Ben Bernanke, le président de la Réserve fédérale américaine (Fed), ne laissera pas dire que son institution pratique une politique irresponsable et dangereuse. Alors qu’une vague de critiques a accueilli la récente décision de la Fed d’injecter 600 milliards de dollars dans le circuit financier pour relancer l’économie, M. Bernanke, invité d’honneur d’une conférence de banquiers centraux, vendredi 19 novembre, à Francfort, a préféré prendre le problème dans l’autre sens.

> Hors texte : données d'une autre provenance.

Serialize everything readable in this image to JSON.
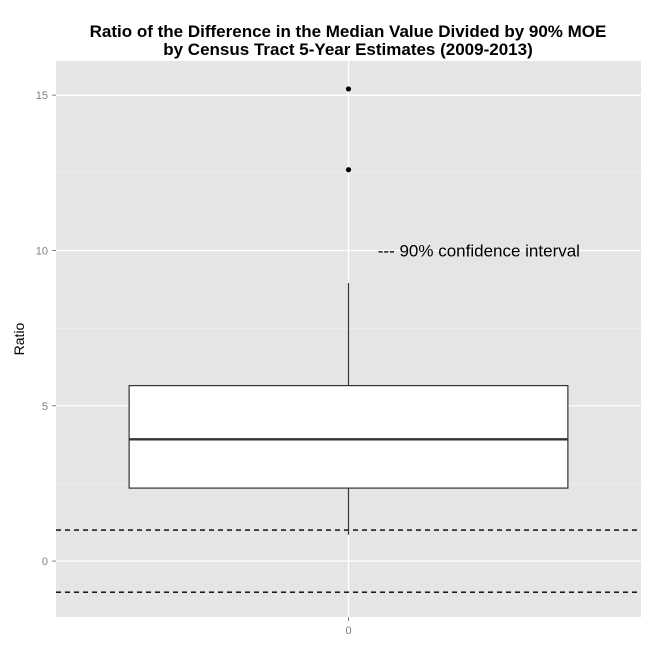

Selon lui, ce sont d’abord la Chine et d’autres pays émergents qui, en freinant l’appréciation de leur devise, contribuent aux déséquilibres mondiaux. Et aggravent le phénomène d’une reprise mondiale “à deux vitesses” : lente dans les économies avancées, comme les Etats-Unis “où le taux de chômage stagne depuis dix-huit mois à près de 10%”, rappelle M. Bernanke, mais très rapide dans le monde émergent.
MENACE DE REPRÉSAILLES
Dans ces conditions, “pourquoi les autorités de nombreux pays émergents ont-ils empêché l’appréciation de leurs devises à des niveaux plus adaptés à leurs fondamentaux économiques ?”, a interrogé le banquier central américain dans un discours académique mais au ton très direct.
L’annonce d’un nouvel assouplissement monétaire par la Fed, début novembre, avait soulevé une véritable fronde en Chine, en Corée du Sud ou au Brésil. Tous ces pays accusent les Etats-Unis de pratiquer une stratégie du dollar faible et de provoquer un afflux de capitaux vers leurs économies.
Certains n’ont pas hésité à brandir la menace de représailles, entre contrôle de capitaux et intervention sur le marché des changes. L’objectif : tenter de contrôler l’évolution de leur devise et préserver leurs exportations. M. Bernanke prône la stratégie contraire.
“ASSOUPLISSEMENT QUANTITATIF”
Les pays émergents, selon lui, doivent laisser leur monnaie s’apprécier pour limiter la surchauffe de leur économie, accompagner le rééquilibrage de la croissance mondiale et prévenir la déflation dans les pays en convalescence. Ces derniers sont loin d’être sortis de l’ornière. Quant aux Etats-Unis, a rappelé le patron de la Fed, “on ne peut exclure que le chômage continue à grimper à court terme”.
En lançant une nouvelle vague d’”assouplissement quantitatif”, la Réserve fédérale chercherait “à soutenir la reprise économique, à promouvoir une croissance plus rapide de l’emploi, et à réduire les risques” de déflation, affirme son président. Et M. Bernanke de souligner que l’économie américaine n’est pas là seule en jeu : “Une forte expansion des économies émergentes dépendra, au bout du compte, du rétablissement des économies plus avancées”.